La lotta alla mafia e alla criminalità in Italia attraversa i decenni, sono tantissimi gli uomini e le donne che si sono opposte e hanno condotto battaglie antimafia, chi a partire da un impegno politico, come Pio La Torre e il giovane Peppino Impastato, chi da giornalista, come Pippo Fava, chi da uomo dello Stato, e sono tantissimi fino al sacrificio di Falcone e Borsellino, chi infine decidendo in solitudine di liberarsi di un patto precedentemente subito passivamente, tra queste tante donne.
Una lotta e un impegno che sempre ha presentato un conto durissimo, dall’isolamento sociale, ai depistaggi, spesso fino alla morte.
L’incontro “La Voce di Impastato”: da Peppino Impastato a Mafia Capitale”, che si terrà il 12 aprile presso la sede dell’ANPI a Parigi, parte dalla storia del giovane siciliano militante della sinistra extra-parlamentare che tra gli anni ’60 e ’70 ha fatto della lotta alla mafia un impegno politico totale, lui che viveva in terra di mafia, a Cinisi, feudo di don Tano Badalamenti
L’evento, organizzato dall’ANPI e dalle ACLI di Parigi con ACLI France, Latérale e Musica Italiana, è l’occasione per presentare il libro “La Voce di Impastato” che, dopo il successo dell’omonimo documentario, è diventato un progetto editoriale frutto della collaborazione tra il giornalista Ivan Vadori ed il fotografo Elia Falaschi.
Il libro traccia il percorso d’inchiesta giornalistica dell’autore Vadori, che approfondisce i rapporti tra Stato e mafia partendo dall’attivismo di Peppino Impastato per arrivare a Mafia Capitale ed alle mafie del Nord.

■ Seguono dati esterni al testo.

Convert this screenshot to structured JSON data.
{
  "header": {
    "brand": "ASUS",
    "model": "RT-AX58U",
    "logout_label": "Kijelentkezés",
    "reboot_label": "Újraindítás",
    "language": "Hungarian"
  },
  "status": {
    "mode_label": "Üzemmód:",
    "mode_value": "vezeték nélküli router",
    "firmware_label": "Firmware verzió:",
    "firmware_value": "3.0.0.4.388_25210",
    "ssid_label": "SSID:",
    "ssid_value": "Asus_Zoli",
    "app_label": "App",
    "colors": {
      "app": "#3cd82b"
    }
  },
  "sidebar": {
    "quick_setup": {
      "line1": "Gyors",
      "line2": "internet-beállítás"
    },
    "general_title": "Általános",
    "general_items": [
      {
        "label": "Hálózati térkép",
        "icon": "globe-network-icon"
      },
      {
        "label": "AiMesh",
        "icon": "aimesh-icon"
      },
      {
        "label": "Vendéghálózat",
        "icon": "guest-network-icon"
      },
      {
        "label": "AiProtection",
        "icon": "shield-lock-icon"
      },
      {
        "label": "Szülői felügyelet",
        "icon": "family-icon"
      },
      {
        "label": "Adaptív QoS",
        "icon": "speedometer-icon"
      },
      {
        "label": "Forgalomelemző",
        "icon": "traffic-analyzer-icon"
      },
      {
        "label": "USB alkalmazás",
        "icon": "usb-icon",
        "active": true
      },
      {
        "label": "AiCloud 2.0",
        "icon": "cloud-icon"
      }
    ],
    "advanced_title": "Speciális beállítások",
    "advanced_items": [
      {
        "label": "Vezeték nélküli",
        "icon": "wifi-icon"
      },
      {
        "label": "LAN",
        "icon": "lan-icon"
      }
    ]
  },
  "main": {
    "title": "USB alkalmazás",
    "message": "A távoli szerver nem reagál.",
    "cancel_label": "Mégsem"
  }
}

Si ricostruiscono i fatti grazie alle testimonianze di chi la mafia la combatte in casa propria, nel proprio lavoro, nelle aule dei tribunali o sulle pagine stampate. Da don Ciotti a Gian Carlo Caselli, da Franca Imbergamo a Giovanni Impastato, da Lirio Abbate a Carlo Lucarelli. Un inserto fotografico d’autore arricchisce il lavoro mostrando i volti di chi lotta, senza paura e con determinazione.
La prefazione del volume è di Giovanni Impastato, fratello di Peppino che con la mamma Felicia ha condotto una dura battaglia contro il depistaggio che per anni tentò di presentare la morte del giovane non come omicidio di mafia, ma come morte accidentale nel tentativo di fare un attentato terroristico.
Anni di lotte in tribunale hanno infine riconosciuto che Peppino venne sì dilaniato da una bomba, ma prima venne ucciso dai killer del boss Badalamenti, da lui duramente attaccato pubblicamente per i suoi crimini e traffici criminali.